Let's consider the subspaces
$$ \mathbb S_x = \{x\in\mathbb{R}^F\ |\ x[f]=o[f] \text{ for some } f\in\{1,...,F\} \} $$
where $o \in \mathbb{R}^F$, $x[f]$ means a the $f$-th entry of $x$, and
$$ \mathbb S_y = \{ y\in\mathbb{R}^N \} \subset \mathbb{R}^F $$
for $N\in\mathbb N, 0<N<F$, where we chose the same dimensions for $\mathbb S_y$ that are not fixed to $o[f]$ in $\mathbb S_x$. (I hope it is clear what I mean.)
In words: I slice $\mathbb{R}^F$ at a particular position and I want to look at this (hyper) surface.
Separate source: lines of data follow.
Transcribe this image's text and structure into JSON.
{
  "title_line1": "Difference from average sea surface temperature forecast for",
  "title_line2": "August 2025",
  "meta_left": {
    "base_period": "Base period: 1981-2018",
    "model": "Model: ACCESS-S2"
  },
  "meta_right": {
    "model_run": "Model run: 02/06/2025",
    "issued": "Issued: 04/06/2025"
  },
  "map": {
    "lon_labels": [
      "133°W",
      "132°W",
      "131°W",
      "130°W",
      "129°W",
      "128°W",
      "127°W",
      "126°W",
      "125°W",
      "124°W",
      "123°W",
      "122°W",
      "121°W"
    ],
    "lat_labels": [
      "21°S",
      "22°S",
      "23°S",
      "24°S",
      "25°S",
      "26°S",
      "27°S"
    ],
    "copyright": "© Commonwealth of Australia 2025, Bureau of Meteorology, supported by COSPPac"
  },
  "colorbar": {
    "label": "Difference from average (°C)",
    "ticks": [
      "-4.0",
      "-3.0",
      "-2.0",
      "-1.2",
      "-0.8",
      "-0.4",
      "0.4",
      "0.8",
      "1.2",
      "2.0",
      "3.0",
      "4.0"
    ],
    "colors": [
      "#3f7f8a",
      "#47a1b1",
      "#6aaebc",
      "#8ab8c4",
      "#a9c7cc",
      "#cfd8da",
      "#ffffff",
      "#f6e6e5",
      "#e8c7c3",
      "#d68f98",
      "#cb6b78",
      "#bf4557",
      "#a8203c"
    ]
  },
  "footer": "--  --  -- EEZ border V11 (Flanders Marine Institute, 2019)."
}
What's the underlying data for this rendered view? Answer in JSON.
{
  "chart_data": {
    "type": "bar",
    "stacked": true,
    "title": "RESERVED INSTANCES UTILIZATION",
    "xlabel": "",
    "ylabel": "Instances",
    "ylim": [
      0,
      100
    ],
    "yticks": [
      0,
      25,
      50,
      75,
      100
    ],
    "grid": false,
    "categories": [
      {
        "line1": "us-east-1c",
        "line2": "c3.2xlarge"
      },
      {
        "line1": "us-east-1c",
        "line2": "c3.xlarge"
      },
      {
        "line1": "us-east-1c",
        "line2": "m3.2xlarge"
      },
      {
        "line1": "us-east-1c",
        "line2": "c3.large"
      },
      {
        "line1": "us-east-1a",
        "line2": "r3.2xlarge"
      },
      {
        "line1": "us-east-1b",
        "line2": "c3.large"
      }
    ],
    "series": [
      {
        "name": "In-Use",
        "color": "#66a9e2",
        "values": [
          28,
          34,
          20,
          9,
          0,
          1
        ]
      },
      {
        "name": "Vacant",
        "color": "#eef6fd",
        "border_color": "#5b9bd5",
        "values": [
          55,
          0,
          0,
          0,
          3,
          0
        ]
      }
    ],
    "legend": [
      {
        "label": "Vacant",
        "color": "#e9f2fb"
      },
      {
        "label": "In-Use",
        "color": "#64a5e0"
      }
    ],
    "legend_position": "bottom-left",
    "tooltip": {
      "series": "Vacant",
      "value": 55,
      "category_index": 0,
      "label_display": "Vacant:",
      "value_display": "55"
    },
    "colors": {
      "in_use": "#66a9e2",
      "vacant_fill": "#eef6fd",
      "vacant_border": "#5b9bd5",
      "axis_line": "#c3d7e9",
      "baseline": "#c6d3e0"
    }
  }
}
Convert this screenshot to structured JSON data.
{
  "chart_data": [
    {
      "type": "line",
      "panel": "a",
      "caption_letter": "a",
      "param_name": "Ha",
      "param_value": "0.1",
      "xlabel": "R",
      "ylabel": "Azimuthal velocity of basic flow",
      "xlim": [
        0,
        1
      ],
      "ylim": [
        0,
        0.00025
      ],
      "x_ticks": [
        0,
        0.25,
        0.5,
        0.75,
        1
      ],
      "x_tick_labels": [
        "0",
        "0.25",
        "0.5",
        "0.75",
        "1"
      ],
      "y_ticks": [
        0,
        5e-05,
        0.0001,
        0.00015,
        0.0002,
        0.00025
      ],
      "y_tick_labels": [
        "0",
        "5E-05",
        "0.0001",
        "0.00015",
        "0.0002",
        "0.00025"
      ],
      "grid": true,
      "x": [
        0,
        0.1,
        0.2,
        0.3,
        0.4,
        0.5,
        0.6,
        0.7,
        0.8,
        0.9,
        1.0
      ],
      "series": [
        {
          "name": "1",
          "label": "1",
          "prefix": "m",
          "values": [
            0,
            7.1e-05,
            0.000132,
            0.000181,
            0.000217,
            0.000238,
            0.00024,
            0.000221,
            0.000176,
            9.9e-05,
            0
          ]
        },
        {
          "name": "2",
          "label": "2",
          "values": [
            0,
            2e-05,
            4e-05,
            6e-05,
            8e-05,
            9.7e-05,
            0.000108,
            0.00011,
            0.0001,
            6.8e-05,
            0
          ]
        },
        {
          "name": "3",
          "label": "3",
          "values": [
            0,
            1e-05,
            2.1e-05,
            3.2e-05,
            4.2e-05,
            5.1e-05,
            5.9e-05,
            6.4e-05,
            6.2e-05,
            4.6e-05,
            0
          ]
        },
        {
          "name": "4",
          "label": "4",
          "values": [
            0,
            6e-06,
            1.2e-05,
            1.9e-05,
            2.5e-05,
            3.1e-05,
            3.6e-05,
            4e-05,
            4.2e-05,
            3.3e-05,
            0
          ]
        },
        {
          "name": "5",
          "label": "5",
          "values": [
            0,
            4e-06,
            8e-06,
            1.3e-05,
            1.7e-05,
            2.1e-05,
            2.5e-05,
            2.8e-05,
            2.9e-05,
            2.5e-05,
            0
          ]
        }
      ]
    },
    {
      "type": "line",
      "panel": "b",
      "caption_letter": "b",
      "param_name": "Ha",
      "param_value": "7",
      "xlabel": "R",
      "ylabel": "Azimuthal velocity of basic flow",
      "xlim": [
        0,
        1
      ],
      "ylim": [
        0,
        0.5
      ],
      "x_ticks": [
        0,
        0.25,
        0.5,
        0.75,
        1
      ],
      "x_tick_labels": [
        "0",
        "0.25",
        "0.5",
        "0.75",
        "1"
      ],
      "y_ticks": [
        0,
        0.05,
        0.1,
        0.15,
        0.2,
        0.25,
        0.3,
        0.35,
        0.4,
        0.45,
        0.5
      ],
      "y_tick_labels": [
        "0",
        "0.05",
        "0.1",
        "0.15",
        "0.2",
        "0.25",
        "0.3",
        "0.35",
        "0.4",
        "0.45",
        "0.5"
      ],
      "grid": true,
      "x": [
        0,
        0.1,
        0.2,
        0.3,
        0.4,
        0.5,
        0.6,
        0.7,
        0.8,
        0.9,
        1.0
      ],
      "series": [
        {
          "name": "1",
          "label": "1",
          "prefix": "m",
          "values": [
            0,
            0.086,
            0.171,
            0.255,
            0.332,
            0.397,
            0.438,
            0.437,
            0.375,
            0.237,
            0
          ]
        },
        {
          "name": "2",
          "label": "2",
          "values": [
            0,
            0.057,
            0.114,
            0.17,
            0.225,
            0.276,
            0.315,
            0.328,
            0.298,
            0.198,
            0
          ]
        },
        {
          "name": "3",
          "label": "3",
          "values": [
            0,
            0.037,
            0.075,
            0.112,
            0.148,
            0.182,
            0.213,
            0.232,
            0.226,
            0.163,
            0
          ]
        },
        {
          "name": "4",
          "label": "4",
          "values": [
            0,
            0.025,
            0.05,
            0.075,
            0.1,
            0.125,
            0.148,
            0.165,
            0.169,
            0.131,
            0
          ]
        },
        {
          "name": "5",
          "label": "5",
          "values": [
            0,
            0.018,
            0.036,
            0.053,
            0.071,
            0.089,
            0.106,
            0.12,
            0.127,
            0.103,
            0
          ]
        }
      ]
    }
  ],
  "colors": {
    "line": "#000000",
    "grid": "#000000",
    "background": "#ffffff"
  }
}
There I want to calculate the gradient $\nabla_y\ p(y)$. What I do know is the gradient $\nabla_x\ p(x)$, which of course has a too large dimension for $\nabla_y\ p(y)$.
Sorry for defining everything so non-publication-ready, but it would take a while to figure out how to define it so exactly. Anyway:
Question: Can I simply take those dimensions of $\nabla_x\ p(x)$ that correspond to the dimensions in $\nabla_y\ p(y)$ or do I need to recalculate $p(y)$ somehow? For example if $\nabla_x\ p(x) = (1,2)$, can I say $\nabla_y\ p(y) = (1)$?
To make it more clear:
The 2-D Gaussian is $p(x)$. The surface / subspace I am interested in, is where it is cut away in the picture. Please note, that I am not interested in the entire projection of the 2-D Gaussian into the 1-D cut subspace, but the cut, as it is displayed in the picture, so the maxima of the 2-D Gaussian is lower than the maxima of the subspace 1-D Gaussian.
In opposite to the picture, I only cut parallel to the dimensionality axis.
I hope it is clear now, but please ask if not.
You have a function $f:\mathbb{R}^n \rightarrow \mathbb{R}$ and you are defining a new function $g:\mathbb{R}^{n-1} \rightarrow \mathbb{R}$ by $$g(x_1, \ldots, x_{n-1}) = f(x_1, …, x_{n-1}, c)$$ for some given constant $c \in \mathbb{R}$. So, with $x=(x_1, …, x_n) \in \mathbb{R}^n$ and $y=(y_1, …, y_{n-1}) \in \mathbb{R}^{n-1}$: \begin{align} \nabla f(x)& = [\partial f(x)/\partial x_1 , …, \partial f(x)/\partial x_n] \\ \nabla g(y) &= [\partial f(y,c)/\partial x_1, …, \partial f(y,c)/\partial x_{n-1}] \end{align} So, yes, you just consider the relevant dimensions of the original function $f$.